The French 75 cocktail is decidedly lovelier than its armament namesake, though its preparation and presentation have varied greatly over the decades. The original, first introduced in Paris’s New York Bar, was a ruby-red mixture of gin, apple brandy, lemon juice and grenadine and served in a leggy cocktail glass. Other iterations have involved calvados, powdered sugar and even absinthe mixed with the gin and lemon base, with the modern-day addition of champagne introduced in the roaring ‘20’s. High ball glasses, champagne flutes and gilded coupes have all been used to serve it with its signature lemon twist on the rim.
Like so many Parisian styles and fashions over the years, the French 75 cocktail has evolved, yet remained popular among the most stylish elite.
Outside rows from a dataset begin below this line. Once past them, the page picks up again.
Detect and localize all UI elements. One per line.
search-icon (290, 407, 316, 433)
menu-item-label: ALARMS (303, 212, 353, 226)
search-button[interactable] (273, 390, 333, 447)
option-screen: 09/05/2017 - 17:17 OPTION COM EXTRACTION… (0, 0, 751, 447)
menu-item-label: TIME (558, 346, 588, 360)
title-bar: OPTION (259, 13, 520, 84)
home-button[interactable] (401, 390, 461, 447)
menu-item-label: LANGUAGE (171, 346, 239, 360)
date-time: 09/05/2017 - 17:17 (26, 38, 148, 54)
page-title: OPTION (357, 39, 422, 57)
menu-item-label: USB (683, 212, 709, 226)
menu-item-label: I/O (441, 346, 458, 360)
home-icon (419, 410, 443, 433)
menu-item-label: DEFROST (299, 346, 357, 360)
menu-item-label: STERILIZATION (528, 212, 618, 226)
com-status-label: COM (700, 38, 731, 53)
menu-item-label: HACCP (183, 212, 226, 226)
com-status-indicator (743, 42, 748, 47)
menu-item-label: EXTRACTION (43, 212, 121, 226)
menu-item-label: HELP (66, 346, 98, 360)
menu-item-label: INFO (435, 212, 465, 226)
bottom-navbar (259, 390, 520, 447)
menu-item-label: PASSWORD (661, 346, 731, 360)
And we can think of nowhere more posh to sip one than the bars, lounges and open decks of a Crystal ship as you sail to the picturesque harbors in France. Until then, bring this post-war favorite to your own home bar.
Crystal’s French 75
5 oz. Roederer Estate sparkling wine
1 oz. Tanqueray No. 10 gin
1 oz. Fresh Lemon Sour
Mix the gin and lemon sour and shake well, then add the sparkling wine. Serve in a champagne flute a lemon peel spiral on the rim.